During Lifespan Integration clients produce and watch "movies" of their lives.

In Lifespan Integration therapy, the client's movement forward in time is done visually in such a way that the client "watches a movie" of his or her life.  Through watching this "movie,” the client sees how the past continues to impact his or her behavior and choices in the present. Traveling through time from the past memory scene to the present is usually repeated three to eight times during an LI session. Older clients and clients with more traumatic childhoods will require more repetitions of the LI protocol to clear the neural (cellular) memories of trauma, and to "re-write" the life script more accurately. LI also works well with people who have trouble remembering their pasts. During Lifespan Integration therapy, clients who began with memory gaps are eventually able to connect the pieces of their lives into a coherent whole.

Talking about past abuse in therapy doesn't necessarily help people to move beyond it.
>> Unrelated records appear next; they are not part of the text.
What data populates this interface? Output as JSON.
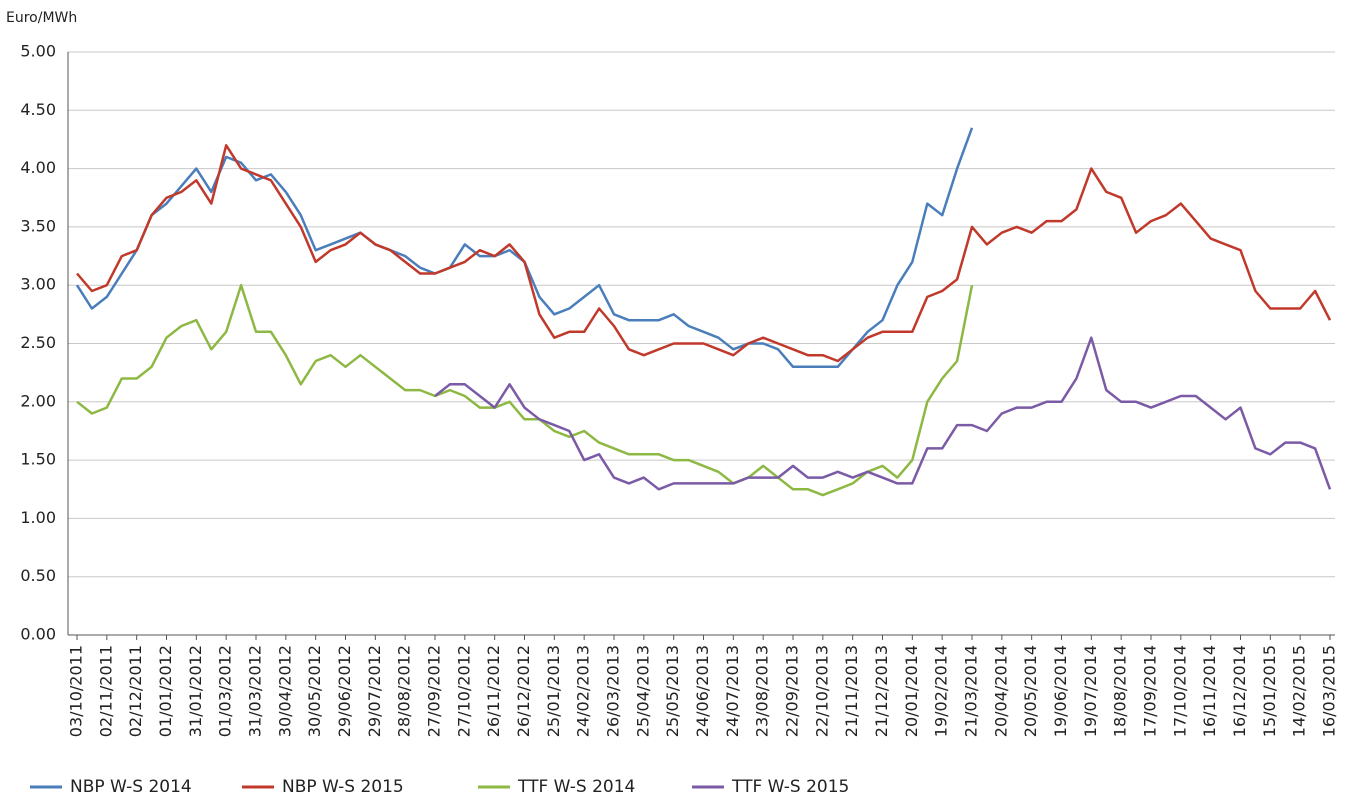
{
  "chart_data": {
    "type": "line",
    "y_label": "Euro/MWh",
    "categories": [
      "03/10/2011",
      null,
      "02/11/2011",
      null,
      "02/12/2011",
      null,
      "01/01/2012",
      null,
      "31/01/2012",
      null,
      "01/03/2012",
      null,
      "31/03/2012",
      null,
      "30/04/2012",
      null,
      "30/05/2012",
      null,
      "29/06/2012",
      null,
      "29/07/2012",
      null,
      "28/08/2012",
      null,
      "27/09/2012",
      null,
      "27/10/2012",
      null,
      "26/11/2012",
      null,
      "26/12/2012",
      null,
      "25/01/2013",
      null,
      "24/02/2013",
      null,
      "26/03/2013",
      null,
      "25/04/2013",
      null,
      "25/05/2013",
      null,
      "24/06/2013",
      null,
      "24/07/2013",
      null,
      "23/08/2013",
      null,
      "22/09/2013",
      null,
      "22/10/2013",
      null,
      "21/11/2013",
      null,
      "21/12/2013",
      null,
      "20/01/2014",
      null,
      "19/02/2014",
      null,
      "21/03/2014",
      null,
      "20/04/2014",
      null,
      "20/05/2014",
      null,
      "19/06/2014",
      null,
      "19/07/2014",
      null,
      "18/08/2014",
      null,
      "17/09/2014",
      null,
      "17/10/2014",
      null,
      "16/11/2014",
      null,
      "16/12/2014",
      null,
      "15/01/2015",
      null,
      "14/02/2015",
      null,
      "16/03/2015"
    ],
    "series": [
      {
        "name": "NBP W-S 2014",
        "color": "#4a7ebb",
        "values": [
          3.0,
          2.8,
          2.9,
          3.1,
          3.3,
          3.6,
          3.7,
          3.85,
          4.0,
          3.8,
          4.1,
          4.05,
          3.9,
          3.95,
          3.8,
          3.6,
          3.3,
          3.35,
          3.4,
          3.45,
          3.35,
          3.3,
          3.25,
          3.15,
          3.1,
          3.15,
          3.35,
          3.25,
          3.25,
          3.3,
          3.2,
          2.9,
          2.75,
          2.8,
          2.9,
          3.0,
          2.75,
          2.7,
          2.7,
          2.7,
          2.75,
          2.65,
          2.6,
          2.55,
          2.45,
          2.5,
          2.5,
          2.45,
          2.3,
          2.3,
          2.3,
          2.3,
          2.45,
          2.6,
          2.7,
          3.0,
          3.2,
          3.7,
          3.6,
          4.0,
          4.35,
          null,
          null,
          null,
          null,
          null,
          null,
          null,
          null,
          null,
          null,
          null,
          null,
          null,
          null,
          null,
          null,
          null,
          null,
          null,
          null,
          null,
          null,
          null,
          null
        ]
      },
      {
        "name": "NBP W-S 2015",
        "color": "#c0392b",
        "values": [
          3.1,
          2.95,
          3.0,
          3.25,
          3.3,
          3.6,
          3.75,
          3.8,
          3.9,
          3.7,
          4.2,
          4.0,
          3.95,
          3.9,
          3.7,
          3.5,
          3.2,
          3.3,
          3.35,
          3.45,
          3.35,
          3.3,
          3.2,
          3.1,
          3.1,
          3.15,
          3.2,
          3.3,
          3.25,
          3.35,
          3.2,
          2.75,
          2.55,
          2.6,
          2.6,
          2.8,
          2.65,
          2.45,
          2.4,
          2.45,
          2.5,
          2.5,
          2.5,
          2.45,
          2.4,
          2.5,
          2.55,
          2.5,
          2.45,
          2.4,
          2.4,
          2.35,
          2.45,
          2.55,
          2.6,
          2.6,
          2.6,
          2.9,
          2.95,
          3.05,
          3.5,
          3.35,
          3.45,
          3.5,
          3.45,
          3.55,
          3.55,
          3.65,
          4.0,
          3.8,
          3.75,
          3.45,
          3.55,
          3.6,
          3.7,
          3.55,
          3.4,
          3.35,
          3.3,
          2.95,
          2.8,
          2.8,
          2.8,
          2.95,
          2.7
        ]
      },
      {
        "name": "TTF W-S 2014",
        "color": "#8db843",
        "values": [
          2.0,
          1.9,
          1.95,
          2.2,
          2.2,
          2.3,
          2.55,
          2.65,
          2.7,
          2.45,
          2.6,
          3.0,
          2.6,
          2.6,
          2.4,
          2.15,
          2.35,
          2.4,
          2.3,
          2.4,
          2.3,
          2.2,
          2.1,
          2.1,
          2.05,
          2.1,
          2.05,
          1.95,
          1.95,
          2.0,
          1.85,
          1.85,
          1.75,
          1.7,
          1.75,
          1.65,
          1.6,
          1.55,
          1.55,
          1.55,
          1.5,
          1.5,
          1.45,
          1.4,
          1.3,
          1.35,
          1.45,
          1.35,
          1.25,
          1.25,
          1.2,
          1.25,
          1.3,
          1.4,
          1.45,
          1.35,
          1.5,
          2.0,
          2.2,
          2.35,
          3.0,
          null,
          null,
          null,
          null,
          null,
          null,
          null,
          null,
          null,
          null,
          null,
          null,
          null,
          null,
          null,
          null,
          null,
          null,
          null,
          null,
          null,
          null,
          null,
          null
        ]
      },
      {
        "name": "TTF W-S 2015",
        "color": "#7b5aa6",
        "values": [
          null,
          null,
          null,
          null,
          null,
          null,
          null,
          null,
          null,
          null,
          null,
          null,
          null,
          null,
          null,
          null,
          null,
          null,
          null,
          null,
          null,
          null,
          null,
          null,
          2.05,
          2.15,
          2.15,
          2.05,
          1.95,
          2.15,
          1.95,
          1.85,
          1.8,
          1.75,
          1.5,
          1.55,
          1.35,
          1.3,
          1.35,
          1.25,
          1.3,
          1.3,
          1.3,
          1.3,
          1.3,
          1.35,
          1.35,
          1.35,
          1.45,
          1.35,
          1.35,
          1.4,
          1.35,
          1.4,
          1.35,
          1.3,
          1.3,
          1.6,
          1.6,
          1.8,
          1.8,
          1.75,
          1.9,
          1.95,
          1.95,
          2.0,
          2.0,
          2.2,
          2.55,
          2.1,
          2.0,
          2.0,
          1.95,
          2.0,
          2.05,
          2.05,
          1.95,
          1.85,
          1.95,
          1.6,
          1.55,
          1.65,
          1.65,
          1.6,
          1.25
        ]
      }
    ],
    "ylim": [
      0,
      5
    ],
    "yticks": [
      {
        "value": 0,
        "label": "0.00"
      },
      {
        "value": 0.5,
        "label": "0.50"
      },
      {
        "value": 1,
        "label": "1.00"
      },
      {
        "value": 1.5,
        "label": "1.50"
      },
      {
        "value": 2,
        "label": "2.00"
      },
      {
        "value": 2.5,
        "label": "2.50"
      },
      {
        "value": 3,
        "label": "3.00"
      },
      {
        "value": 3.5,
        "label": "3.50"
      },
      {
        "value": 4,
        "label": "4.00"
      },
      {
        "value": 4.5,
        "label": "4.50"
      },
      {
        "value": 5,
        "label": "5.00"
      }
    ],
    "grid": true,
    "legend": "bottom"
  }
}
It is well known by therapists that adults who experienced abuse or neglect during childhood often spend years in therapy emoting and talking about their past traumas, yet they still have trouble moving beyond these past traumas. This is because people who were traumatized while their neural systems were developing are often "hard-wired" to interpret events in a negative way. Adults who were abused in childhood often have poor self-images, an ongoing internal dialogue of negative self-talk, and chronic anxiety and/or depression. This often remains the case no matter how successful these people have become in their present lives, and no matter how much "talking" therapy they have done.

Adults who were abused in childhood often react in patterned, dysfunctional, and sometimes self-destructive ways.

Adults who experienced childhood trauma often continue to be "triggered" in their present lives. When people are "triggered", they often react in old patterned ways that are not helpful to the current situation and sometimes are harmful. Continuing in these repetitive and self-destructive patterns only makes the person feel worse and more hopeless.

Lifespan Integration therapy heals without re-traumatizing.

Finally there is a therapy that can change all this without re-traumatizing. Lifespan Integration is a very gentle method which is believed to work on a deep neural level to change patterned responses and outmoded defensive strategies. LI therapy helps people connect unpleasant feelings and dysfunctional patterns with the memories of the past events from which these feelings and strategies originated. Making these connections at a deep level of the body-mind "re-sets" the neural system so that it is more in line with and adaptive to the current life situation. This "re-setting" happens very rapidly for most people. After LI therapy, people find themselves spontaneously reacting to current stressors in more age appropriate ways. After several sessions of LI, clients have reported that they feel better about life, are more self-accepting, and are better able to enjoy their intimate relationships.